The conversation around asking for a raise is going to feel awkward and uncomfortable, but push through that momentary discomfort to get the potential reward of a raise.
The fact is, you need to state what you want.
Here are some tips which I hope can be useful for you to negotiate on your pay rise:
- Start with researching what the market is paying for existing roles. Then collect evidence on your successes and achievements, what you have delivered against your KPI’s and also what you have achieved beyond your role expectations. Research means that you can go check to your friends/network with similar role as you are. It’s important to check with people who are in the same industry as you are because every industries have different standard. Networking with a recruitment consultant can also be useful for you because they can give you the insight on the latest market trends.
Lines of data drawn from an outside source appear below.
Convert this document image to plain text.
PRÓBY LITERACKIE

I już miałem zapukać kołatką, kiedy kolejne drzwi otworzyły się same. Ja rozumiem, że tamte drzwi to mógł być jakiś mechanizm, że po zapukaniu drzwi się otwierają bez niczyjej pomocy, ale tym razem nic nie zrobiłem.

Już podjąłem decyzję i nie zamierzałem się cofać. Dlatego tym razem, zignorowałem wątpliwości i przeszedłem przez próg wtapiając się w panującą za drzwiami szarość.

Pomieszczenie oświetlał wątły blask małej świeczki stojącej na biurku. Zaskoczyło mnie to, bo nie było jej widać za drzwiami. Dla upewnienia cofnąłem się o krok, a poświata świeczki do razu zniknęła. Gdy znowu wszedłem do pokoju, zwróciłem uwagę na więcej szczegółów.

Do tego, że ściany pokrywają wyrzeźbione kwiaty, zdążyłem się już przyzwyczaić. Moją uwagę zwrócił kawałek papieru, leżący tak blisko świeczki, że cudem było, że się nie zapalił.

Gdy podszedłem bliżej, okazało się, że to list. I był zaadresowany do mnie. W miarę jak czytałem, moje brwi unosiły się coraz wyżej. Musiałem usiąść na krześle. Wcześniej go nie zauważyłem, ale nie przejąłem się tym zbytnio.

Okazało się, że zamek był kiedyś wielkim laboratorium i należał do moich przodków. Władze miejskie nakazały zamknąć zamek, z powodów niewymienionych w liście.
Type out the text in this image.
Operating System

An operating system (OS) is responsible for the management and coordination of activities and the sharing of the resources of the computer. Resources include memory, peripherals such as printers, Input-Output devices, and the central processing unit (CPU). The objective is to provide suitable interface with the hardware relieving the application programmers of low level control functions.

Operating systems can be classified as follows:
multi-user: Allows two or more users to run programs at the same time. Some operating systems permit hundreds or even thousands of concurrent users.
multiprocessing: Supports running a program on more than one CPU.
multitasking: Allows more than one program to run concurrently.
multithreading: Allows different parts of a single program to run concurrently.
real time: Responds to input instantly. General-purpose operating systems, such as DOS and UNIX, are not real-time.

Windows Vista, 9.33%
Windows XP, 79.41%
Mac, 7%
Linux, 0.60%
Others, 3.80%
- I acknowledge that in established companies, the performance review system is already set up. However, if you don’t have a performance review system in your company, drive your own. Book a time with your manager to discuss thoroughly about this topic. Know what you want before you start the discussion with your manager. Back up with arguments on your achievements and prepare with challenging questions from your manager. You need to be ready to answer every possibility of scenario during the discussion. Don’t argue to have a pay rise because you think you have stayed long enough with the company. An employer will give you a pay rise because they know you are contributing to the bottom line.
- If staying in the current role cannot justify for you to get a pay rise, get an alternative job offer with a higher pay. Present it to your manager. State that you want to stay in the company however the additional money from the other company will have a big impact on your personal life. i.e. help pay the bills, putting your kids into good schools etc. If they really want to keep you, they’ll come back with a counter offer. If they don’t, you know that it’s time to move on to a company that will value you more.
However, even with the most eloquent and persuasive presentation of facts, be prepared for a ‘no’ if company performance and your performance means pay increases are on hold for the year.
If you can accept the ‘No’ answer
Stay in the company, accept the situation and be happy with it. Engage with your job and keep doing your best. You need to be able to see the overall situation. Yes, the job cannot give you the pay rise as what you expect, but think about the intangible things that the company can give to you now and in a long run. Personal development, great challenges that can stretch your capability, managerial skill, interesting role that you love, the working environment that you love. And the list will keep going. Be positive. You just need to know what are the things that you value and what suit you. Don’t stay in a company while holding your grudge. It’s not good for your soul and others.
If you cannot accept the ‘No’ answer
Go find another job that you think will suit your expectation and needs. However, please ensure that you do your research well before moving to a new company because every companies have its pros and cons. Be ready with the new challenges in the company. By the end of the way, it really depends on what you are looking for in your career. What make you happy and what make you committed to do the best to the company and to others.
Be happy, overcome challenges and bring impact.